Ancora paura dei ladri per i residenti di contrada Monte Margi, Cinque Vie e delle zone rurali limitrofe, in prossimità della frazione di San Giacomo, i quali, stando a quanto riferito dal consigliere del Pd Mario Chiavola, hanno scelto il sistema delle ronde per salvaguardare le proprietà (riteniamo che due mesi di ronde notturne possano bastare”).
Evidente la critica di Chiavola alle istituzioni: “una riflessione è doverosa. E cioè che questi residenti, nonostante paghino i tributi come gli altri, non ricevono analoghi servizi. Non vogliono essere considerati cittadini di Serie B. A dirla tutta, il fenomeno dei furti in casa si è attenuato rispetto ai mesi scorsi ma proprio perché gli stessi residenti provvedono autonomamente a fare la guardia”.

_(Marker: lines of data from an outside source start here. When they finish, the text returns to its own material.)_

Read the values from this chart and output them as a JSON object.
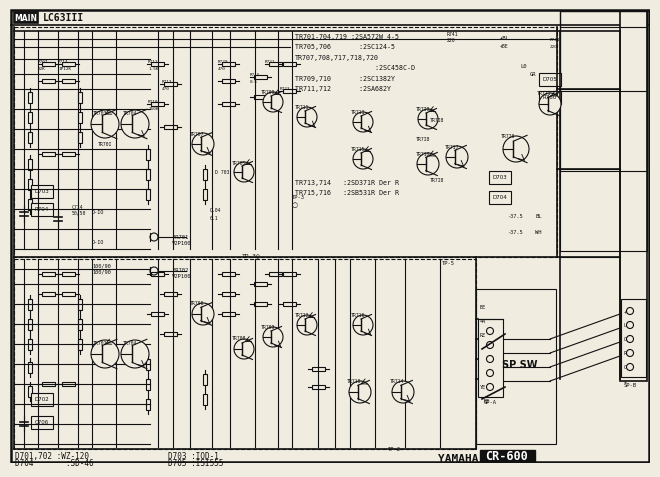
{
  "bg_color": "#c8c0b0",
  "line_color": "#111111",
  "white_color": "#f0ece0",
  "header_text": "LC63III",
  "main_label": "MAIN",
  "yamaha_text": "YAMAHA",
  "model_text": "CR-600",
  "part_info": [
    "TR701-704,719 :2SA572W 4-5",
    "TR705,706       :2SC124-5",
    "TR707,708,717,718,720",
    "                    :2SC458C-D",
    "TR709,710       :2SC1382Y",
    "TR711,712       :2SA682Y"
  ],
  "part_info2": [
    "TR713,714   :2SD371R Der R",
    "TR715,716   :2SB531R Der R"
  ],
  "bottom_left": [
    "D701,702 :WZ-120",
    "D704       :SD-46"
  ],
  "bottom_mid": [
    "D703 :IOD-1",
    "D705 :ISI555"
  ],
  "sp_sw": "SP SW"
}
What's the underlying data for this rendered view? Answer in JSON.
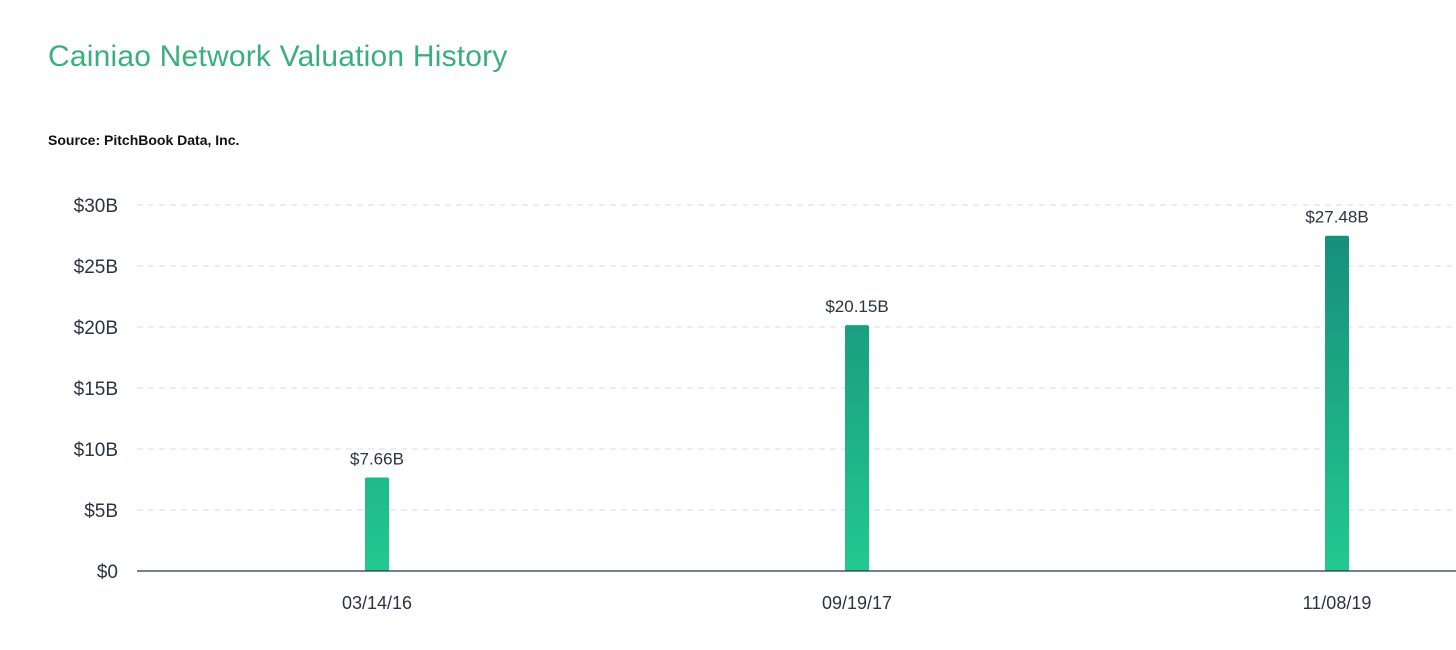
{
  "chart_data": {
    "type": "bar",
    "title": "Cainiao Network Valuation History",
    "source": "Source: PitchBook Data, Inc.",
    "categories": [
      "03/14/16",
      "09/19/17",
      "11/08/19"
    ],
    "values": [
      7.66,
      20.15,
      27.48
    ],
    "data_labels": [
      "$7.66B",
      "$20.15B",
      "$27.48B"
    ],
    "ylim": [
      0,
      30
    ],
    "yticks": [
      0,
      5,
      10,
      15,
      20,
      25,
      30
    ],
    "ytick_labels": [
      "$0",
      "$5B",
      "$10B",
      "$15B",
      "$20B",
      "$25B",
      "$30B"
    ],
    "xlabel": "",
    "ylabel": "",
    "grid": true,
    "legend": "none",
    "colors": {
      "title": "#3aaf7e",
      "bar_top": "#168a7a",
      "bar_bottom": "#22c98f",
      "text": "#2c3442"
    }
  }
}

Il consigliere ha reso nota la decisione di incontrare nuovamente il sindaco Piccitto, nonostante la decisione di procedere con l’iniziativa delle ronde; nel frattempo, con una nota breve ma polemica, Chiavola ritorna sul tema della videosorveglianza: “attendiamo che possano essere installate, come ci è stato promesso più volte, le telecamere della videosorveglianza corredate, magari, da un lampione a led o fotovoltaico considerato che la questione del funzionamento delle stesse telecamere ha direttamente a che vedere con la pubblica illuminazione”.